I remember hearing my very first Beatles song. It was on a cassette tape my mom bought at Christmas time, and she said to me,"listen to this, you will enjoy it." She was right. My ears consumed that tape. And from that time forward I was a Beatles fan.
I bought my own cds to listen to, and one Christmas in junior high my parents gave me my first copy of John Lennon's solo work. It was a greatest hits album entitled "Lennon Legend", and it was the same experience all over again.
You see John is my favorite Beatle, because John is the most human to me. The Beatles to me are not a super group, but THE super group. This band had every element working for it, they pioneered popular music, no, music in general. They seemed untouchable to me, that is everyone except for John.
John was a troubled youth. He did not know his father, and his mother was a singer and spent a lot of time away from home. He was raised by two aunts. John found comfort in music. He learned to communicate through music, and I eventually found comfort in John's music.
John never tried to hide the fact that he could be a real ass sometimes. He was loud, argumentative and rude. He never tired to hid these things, in fact John embraced all his traits.
When I was in junior high I feel into a deep depression. I felt no emotional attachment to this world.
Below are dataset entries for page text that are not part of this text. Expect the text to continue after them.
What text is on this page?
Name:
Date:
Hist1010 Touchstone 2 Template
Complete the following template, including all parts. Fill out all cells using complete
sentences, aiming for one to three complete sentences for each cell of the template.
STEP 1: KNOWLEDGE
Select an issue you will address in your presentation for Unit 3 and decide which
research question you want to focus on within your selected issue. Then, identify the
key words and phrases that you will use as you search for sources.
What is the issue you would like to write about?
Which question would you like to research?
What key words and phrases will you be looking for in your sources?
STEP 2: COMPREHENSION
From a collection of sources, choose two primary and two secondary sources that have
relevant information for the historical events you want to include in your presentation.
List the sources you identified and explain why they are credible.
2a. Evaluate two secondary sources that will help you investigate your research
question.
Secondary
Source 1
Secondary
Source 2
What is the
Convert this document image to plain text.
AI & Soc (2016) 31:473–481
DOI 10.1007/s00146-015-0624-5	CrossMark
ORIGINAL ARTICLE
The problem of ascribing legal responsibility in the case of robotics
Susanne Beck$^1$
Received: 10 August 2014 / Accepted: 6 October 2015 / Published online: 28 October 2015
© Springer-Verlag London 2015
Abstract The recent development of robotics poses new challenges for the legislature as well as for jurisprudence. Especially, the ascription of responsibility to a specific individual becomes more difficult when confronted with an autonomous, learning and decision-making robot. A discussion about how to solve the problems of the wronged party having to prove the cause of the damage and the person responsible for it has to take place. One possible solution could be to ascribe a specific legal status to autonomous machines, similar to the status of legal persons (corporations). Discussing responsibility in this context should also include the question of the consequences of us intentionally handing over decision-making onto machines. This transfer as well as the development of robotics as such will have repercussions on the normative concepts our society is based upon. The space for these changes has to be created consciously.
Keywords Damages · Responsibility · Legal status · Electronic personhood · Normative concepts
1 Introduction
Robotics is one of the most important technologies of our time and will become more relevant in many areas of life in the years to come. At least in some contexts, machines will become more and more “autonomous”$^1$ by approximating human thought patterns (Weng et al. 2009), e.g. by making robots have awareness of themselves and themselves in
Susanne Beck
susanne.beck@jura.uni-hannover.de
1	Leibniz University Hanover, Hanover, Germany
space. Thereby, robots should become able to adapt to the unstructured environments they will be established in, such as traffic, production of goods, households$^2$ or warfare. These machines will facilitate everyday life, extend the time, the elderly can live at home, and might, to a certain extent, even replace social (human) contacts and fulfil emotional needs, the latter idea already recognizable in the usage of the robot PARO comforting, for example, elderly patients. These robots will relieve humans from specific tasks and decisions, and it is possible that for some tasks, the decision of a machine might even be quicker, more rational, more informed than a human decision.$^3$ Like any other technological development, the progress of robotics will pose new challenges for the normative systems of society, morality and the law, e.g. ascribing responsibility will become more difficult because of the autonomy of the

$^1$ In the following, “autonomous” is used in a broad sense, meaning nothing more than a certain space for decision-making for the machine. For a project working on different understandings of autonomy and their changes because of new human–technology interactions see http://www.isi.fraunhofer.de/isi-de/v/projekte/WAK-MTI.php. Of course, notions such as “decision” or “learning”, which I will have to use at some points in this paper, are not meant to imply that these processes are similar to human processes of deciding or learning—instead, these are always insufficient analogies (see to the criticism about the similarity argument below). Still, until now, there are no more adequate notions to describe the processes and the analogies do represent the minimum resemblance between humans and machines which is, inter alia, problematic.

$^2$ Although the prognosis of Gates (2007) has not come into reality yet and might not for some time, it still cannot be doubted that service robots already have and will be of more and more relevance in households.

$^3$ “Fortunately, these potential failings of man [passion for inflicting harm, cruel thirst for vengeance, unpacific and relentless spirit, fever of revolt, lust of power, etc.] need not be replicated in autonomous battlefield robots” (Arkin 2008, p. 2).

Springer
I was not particularly close to any of my friends, and I did not feel close to my family. I had an identity crisis along with a loss of faith. I spent a good portion of my time alone in my room pondering what my place in this world was, and I felt guilty for doubting all the things that were so clear to me as a child. This was when I heard John's music for the first time.
I played that "Lennon Legend" album all the way through and closed my eyes and heard John Lennon describing the same feelings I had, telling me it was alright. He shifted my focus from the turmoil inside of me to the world outside. John's music gave me a purpose again. He told me I could change the world, that I was the answer to my problems.

Nobody Told Me, Video
http://www.youtube.com/watch?v=WGiV7mxzdGQ&ob=av2e

Take for example the song "God, or the Dream is Over". This song starts off nice and quit, John sings, "God is a concept by which we measure our pain." and then the song begins to build. Up and up the music builds it becomes more intense and John lists all the things he does not believe in anymore. At the end the music stops, and with out auto tuning or voice enhancement John sings " I just believe in me." This is the most intament of songs I have ever listened to in my life, still to this day. John exposes his heart to us and in the end alone as naturally as can be John says he believes in himself.

God, Video
http://www.youtube.com/watch?v=Wv3ic6OOXns

John wrote what he felt always, but especially in his solo career. I watched documentary footage of a man, starving and tired standing outside of John's door explaining that John wrote those songs for him. John said "no, I wrote those songs because that is what I was feeling at the time. You know I got up that morning and had a good shit, so I thought I would write a song about it." The man, like myself felt close to John, but he is not writing to us but to himself. After the conversation John did something no star would, he invited the man to join him for breakfast in his home.
Sometimes I wounder what it would be like if John were still alive. This Saturday he would have turned 70, and I want to know what his razor sharp wit would write about the politics of today, and then I realize that is not what John would want. John would want me to make up my own mind, to voice my own opinion, not his. Lennon would want me to be like him, by not being like him. If that makes any sense?
I would just like to thank John Lennon for helping to make me the woman I am today.